NEW features of cdrtools-1.10a04:
We are now only a few releases away from the final libscg that includes
SCSI low level command transport.
cdrtools-1.10a04 adds significant new features to the SCSI transport.
If you have wishes/hints for remote SCSI, please send me a mail.
All:
- Fourth phase of libscg restructuring
- scg_havebus() routine made consistent for several OS.
- Now even all debug messages from libscg go to stderr
- Remote-SCSI (SCSI Anywhere) protocol added in librscg
Note that remote SCSI is also a good method for
formal (experimental) verification of the libscg interface.
A remote transport implementation may only implement
known "official" features of a library interface.
The fact that rscsi now works for 4 weeks helped me to fix
several small problems in the interface. Since about a
week, no problem has been observed.
- libdeflt enhanced to allow multiple labels
Rscsi:
- This is the first external release of the Remote-SCSI protocol
which gives you SCSI-Anywhere features.
There are three possible ways to control access to the remote users:
- Let the remote scsi lib log in as a standard user.
In this case rscsi will be called via sh -c /opt/schily/sbin/rscsi
NOTE: In this case, rscsi must be installed suid root.
--- This would need to allow any valid local user to access SCSI ----
It could be a security problem.
- Log in as root and call rscsi via sh -c /opt/schily/sbin/rscsi
NOTE that this will fore you to allow remote logins as root
which is considered to be a security hole.
- Create one or more special user(s) that have /opt/schily/sbin/rscsi
as login shell with their own home directory.
You then may create special .rhost files for each user.
NOTE: In this case, rscsi must be installed suid root.
**** This is the preferred method ****
To enable remote SCSI via the login shell method you should do the following:
- Add an entry to /etc/passwd in the form:
rscsi:x:1999:1000:Tape:/export/home/rscsi:/opt/schily/sbin/rscsi
(modify this according to your OS). And don't forget to
modify /etc/shadow the way it needs to be on your OS.
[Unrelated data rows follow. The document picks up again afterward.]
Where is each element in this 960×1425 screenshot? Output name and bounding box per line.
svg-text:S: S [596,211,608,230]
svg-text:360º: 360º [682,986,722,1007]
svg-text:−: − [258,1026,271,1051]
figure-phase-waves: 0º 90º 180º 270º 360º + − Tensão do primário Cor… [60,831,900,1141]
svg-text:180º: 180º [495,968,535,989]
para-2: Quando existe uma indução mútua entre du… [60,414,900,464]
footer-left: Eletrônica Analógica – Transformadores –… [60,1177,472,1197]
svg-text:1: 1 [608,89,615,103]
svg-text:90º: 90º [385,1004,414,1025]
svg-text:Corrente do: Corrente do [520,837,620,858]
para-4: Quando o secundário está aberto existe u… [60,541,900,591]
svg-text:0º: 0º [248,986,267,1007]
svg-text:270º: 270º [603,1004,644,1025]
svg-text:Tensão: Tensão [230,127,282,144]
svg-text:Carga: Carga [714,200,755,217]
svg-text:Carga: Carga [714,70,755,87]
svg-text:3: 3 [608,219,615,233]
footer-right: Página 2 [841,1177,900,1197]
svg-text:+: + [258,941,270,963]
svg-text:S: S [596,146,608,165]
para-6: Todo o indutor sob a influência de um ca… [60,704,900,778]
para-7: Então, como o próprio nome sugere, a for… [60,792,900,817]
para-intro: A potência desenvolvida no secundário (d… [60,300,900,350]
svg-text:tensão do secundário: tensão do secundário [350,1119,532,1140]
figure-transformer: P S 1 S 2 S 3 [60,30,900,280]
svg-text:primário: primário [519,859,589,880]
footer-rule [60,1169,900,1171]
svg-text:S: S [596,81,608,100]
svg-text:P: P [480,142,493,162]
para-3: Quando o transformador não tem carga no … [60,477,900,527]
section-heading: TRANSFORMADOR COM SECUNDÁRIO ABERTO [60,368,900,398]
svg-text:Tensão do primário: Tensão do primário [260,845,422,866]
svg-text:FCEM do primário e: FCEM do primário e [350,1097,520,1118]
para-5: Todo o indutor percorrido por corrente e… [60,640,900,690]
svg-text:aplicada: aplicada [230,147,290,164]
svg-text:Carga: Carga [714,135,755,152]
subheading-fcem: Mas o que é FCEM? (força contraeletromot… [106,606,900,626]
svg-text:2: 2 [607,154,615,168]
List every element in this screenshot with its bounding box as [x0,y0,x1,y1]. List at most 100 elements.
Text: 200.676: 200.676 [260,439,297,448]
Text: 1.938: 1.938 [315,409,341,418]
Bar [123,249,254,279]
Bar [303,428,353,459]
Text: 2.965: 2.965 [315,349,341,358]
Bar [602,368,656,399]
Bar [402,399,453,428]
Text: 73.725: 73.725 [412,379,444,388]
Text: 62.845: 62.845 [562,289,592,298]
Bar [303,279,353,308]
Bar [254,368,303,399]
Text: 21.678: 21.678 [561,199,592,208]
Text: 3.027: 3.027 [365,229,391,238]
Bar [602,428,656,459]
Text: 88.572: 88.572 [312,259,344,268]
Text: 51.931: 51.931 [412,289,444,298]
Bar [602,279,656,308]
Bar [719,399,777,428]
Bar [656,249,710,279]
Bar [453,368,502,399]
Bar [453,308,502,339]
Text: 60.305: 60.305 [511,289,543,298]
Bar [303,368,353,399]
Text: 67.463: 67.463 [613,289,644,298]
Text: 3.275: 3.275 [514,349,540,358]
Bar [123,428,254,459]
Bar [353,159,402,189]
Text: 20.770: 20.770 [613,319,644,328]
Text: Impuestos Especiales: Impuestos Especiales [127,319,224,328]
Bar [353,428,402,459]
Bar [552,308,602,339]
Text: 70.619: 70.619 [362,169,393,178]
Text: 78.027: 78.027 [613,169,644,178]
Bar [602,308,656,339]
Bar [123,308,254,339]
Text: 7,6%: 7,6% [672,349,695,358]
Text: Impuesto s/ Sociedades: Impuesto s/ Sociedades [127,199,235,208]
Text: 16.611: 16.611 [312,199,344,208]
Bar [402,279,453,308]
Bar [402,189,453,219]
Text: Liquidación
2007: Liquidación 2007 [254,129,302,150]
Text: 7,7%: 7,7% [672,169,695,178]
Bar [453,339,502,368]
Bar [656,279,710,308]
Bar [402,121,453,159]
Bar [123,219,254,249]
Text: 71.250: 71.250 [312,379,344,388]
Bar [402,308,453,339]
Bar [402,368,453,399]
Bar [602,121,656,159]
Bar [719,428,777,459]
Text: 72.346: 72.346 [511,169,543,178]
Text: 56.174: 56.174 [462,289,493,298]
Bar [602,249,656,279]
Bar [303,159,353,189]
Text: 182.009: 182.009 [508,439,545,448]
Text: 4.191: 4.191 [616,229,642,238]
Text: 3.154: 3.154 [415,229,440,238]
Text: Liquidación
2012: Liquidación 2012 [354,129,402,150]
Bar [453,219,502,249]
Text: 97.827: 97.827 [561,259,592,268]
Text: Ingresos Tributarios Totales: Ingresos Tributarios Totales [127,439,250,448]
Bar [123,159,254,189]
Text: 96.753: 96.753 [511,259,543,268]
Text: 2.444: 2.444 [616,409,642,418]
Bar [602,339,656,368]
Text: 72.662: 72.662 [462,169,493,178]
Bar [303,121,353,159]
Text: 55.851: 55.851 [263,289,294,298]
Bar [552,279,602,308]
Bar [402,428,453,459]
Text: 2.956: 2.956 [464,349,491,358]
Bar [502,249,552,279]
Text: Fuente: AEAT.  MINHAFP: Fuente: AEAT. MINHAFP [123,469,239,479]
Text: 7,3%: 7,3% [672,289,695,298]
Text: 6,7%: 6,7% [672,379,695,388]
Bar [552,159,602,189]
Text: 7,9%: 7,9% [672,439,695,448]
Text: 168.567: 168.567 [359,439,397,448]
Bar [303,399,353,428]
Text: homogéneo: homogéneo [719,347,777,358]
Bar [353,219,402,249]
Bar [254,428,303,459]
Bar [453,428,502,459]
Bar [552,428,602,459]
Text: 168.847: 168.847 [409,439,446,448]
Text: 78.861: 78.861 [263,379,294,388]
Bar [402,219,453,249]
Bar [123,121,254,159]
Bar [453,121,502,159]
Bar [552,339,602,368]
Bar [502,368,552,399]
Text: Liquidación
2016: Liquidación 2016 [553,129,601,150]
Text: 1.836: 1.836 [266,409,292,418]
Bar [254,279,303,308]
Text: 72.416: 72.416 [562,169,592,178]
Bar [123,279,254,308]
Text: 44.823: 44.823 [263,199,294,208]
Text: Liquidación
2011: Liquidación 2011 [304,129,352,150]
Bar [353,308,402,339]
- Create a home directory for this user and add a .rhosts file
to allow access to all users you like.
- Install rscsi suid root into /opt/schily/sbin
- Install a file /etc/default/rscsi and define access rights.
Without this file, rscsi will not work at all.
The template for this file is: rscsi/rscsi.dfl
RSCSI Security:
- When rscsi starts, it checks if /etc/default/rscsi exists.
If not, it dies.
- If rscsi is not called by a user listed in /etc/default/rscsi
it dies.
- To acess a SCSI target there must be an entry that lists the user
rcsi hast been started from, the hostname and the SCSI target.
rscsi compares the hostname field in /etc/default/rscsi
to the peername retrived from STDIN:
- legal host name IP connection
- "ILLEGAL_SOCKET" Not an IP socket
- "NOT_IP" Not a socket
RSCSI Security hints:
- Do not generally allow other users to see your boot disk via RSCSI.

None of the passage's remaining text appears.